As part of the experience, Shulman will not leave campus for the duration of her time in the trailer. She plans to use the showers in either the recreation center or the residence halls and the bathroom outside of the Art Museum. She said that without the distractions of an ordinary dwelling, she has been very productive.

“Not leaving sounds like a hardship, but it’s not. Everything you need is here, and I can have things delivered,” Shulman said.

Inside of the structure, Shulman has a bed, a small lamp, food and shower supplies. Her boyfriend, senior CCS art major Robert Wechsler, had the bed on campus already as part of an art exhibit where he displayed sheets that he had made. Shulman was able to bring the rest of the items to campus in a few bike trips, she said.

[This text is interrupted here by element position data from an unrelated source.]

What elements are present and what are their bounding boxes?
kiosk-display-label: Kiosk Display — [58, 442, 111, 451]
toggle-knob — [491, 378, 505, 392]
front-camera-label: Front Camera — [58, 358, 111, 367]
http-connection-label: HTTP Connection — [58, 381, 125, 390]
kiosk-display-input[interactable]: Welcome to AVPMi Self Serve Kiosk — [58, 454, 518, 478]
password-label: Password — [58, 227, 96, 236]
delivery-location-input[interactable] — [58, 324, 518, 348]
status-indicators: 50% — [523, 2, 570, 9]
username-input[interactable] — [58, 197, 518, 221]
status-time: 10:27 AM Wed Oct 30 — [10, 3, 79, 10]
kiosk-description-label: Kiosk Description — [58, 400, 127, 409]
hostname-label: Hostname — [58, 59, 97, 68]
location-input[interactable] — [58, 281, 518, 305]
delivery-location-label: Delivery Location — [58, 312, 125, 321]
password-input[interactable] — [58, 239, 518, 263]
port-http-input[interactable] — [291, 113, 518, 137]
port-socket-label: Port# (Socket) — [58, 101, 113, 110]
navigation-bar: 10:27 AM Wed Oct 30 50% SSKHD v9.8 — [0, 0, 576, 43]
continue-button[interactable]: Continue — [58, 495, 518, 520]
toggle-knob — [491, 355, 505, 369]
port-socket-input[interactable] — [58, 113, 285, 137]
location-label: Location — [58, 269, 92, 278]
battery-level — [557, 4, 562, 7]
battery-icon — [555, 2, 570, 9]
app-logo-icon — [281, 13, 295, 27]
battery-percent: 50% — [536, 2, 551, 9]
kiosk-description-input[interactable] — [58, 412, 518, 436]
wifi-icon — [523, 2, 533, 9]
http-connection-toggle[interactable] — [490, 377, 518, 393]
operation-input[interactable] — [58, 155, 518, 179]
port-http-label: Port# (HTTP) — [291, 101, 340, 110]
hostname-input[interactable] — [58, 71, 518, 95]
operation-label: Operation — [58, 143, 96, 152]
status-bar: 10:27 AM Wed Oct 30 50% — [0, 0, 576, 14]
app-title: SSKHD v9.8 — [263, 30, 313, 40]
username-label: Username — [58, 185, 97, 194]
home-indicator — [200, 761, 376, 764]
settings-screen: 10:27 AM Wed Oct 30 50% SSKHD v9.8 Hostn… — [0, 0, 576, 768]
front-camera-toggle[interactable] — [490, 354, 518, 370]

She made curtains out of paper towels, a clothes hammock out of a paper bag and shelves out of hangers and plywood scraps. She is decorating the walls with Daily Nexus clippings.

Although Shulman said she is not worried about her safety, some of her friends expressed concern. As a precautionary measure, Wechsler spent Monday night with her.

“I didn’t want her sleeping on her own on campus. It’s pretty secure, but she’s young and small and it can be scary,” Wechsler said.

During the day, Shulman leaves the door open and welcomes visitors while she is in the trailer. A few curious people stopped by on Monday, Shulman said. One man was intrigued by the fact that the peephole, which, when the unit is in use as an art exhibit, allows people to see into the exhibit, has been altered so that Shulman may see out.

“A couple of people have thought that [living in the trailer] was unpleasant, but nobody’s been opposed to it. Part of the durational performance piece is that I don’t know what’s going to happen, and I might end up hating myself,” Shulman said.

Before she began her project, Shulman obtained permission from UCSB Director of Environmental Health and Safety Larry Parsons. Parsons expressed concern that emergency vehicles would not be able to clear the area between her trailer and the LOT-EK exhibit. UCSB’s Fire Safety Division told Shulman that as long as there is 20 feet or more between the two, there would not be a problem. She also received permission from Art Museum Director Bonnie Kelm.

Independent Study 3D students are required to do two major projects throughout the course of the quarter. Shulman’s first project consisted of sculptures made out of wire and kelp.

Two years ago, Mulfinger, Wechsler and three other students built the mobile art gallery as part of their project for their Independent Study in 3D class. The group used a grant to pay for building the structure.

“We wanted something where the art could be safe but we could expand it to new audiences that wouldn’t normally go to a gallery or go to an art show. We always joked about how it would make a nice little house that someone could live in rent-free, and I’m glad she’s doing it,” Wechsler said.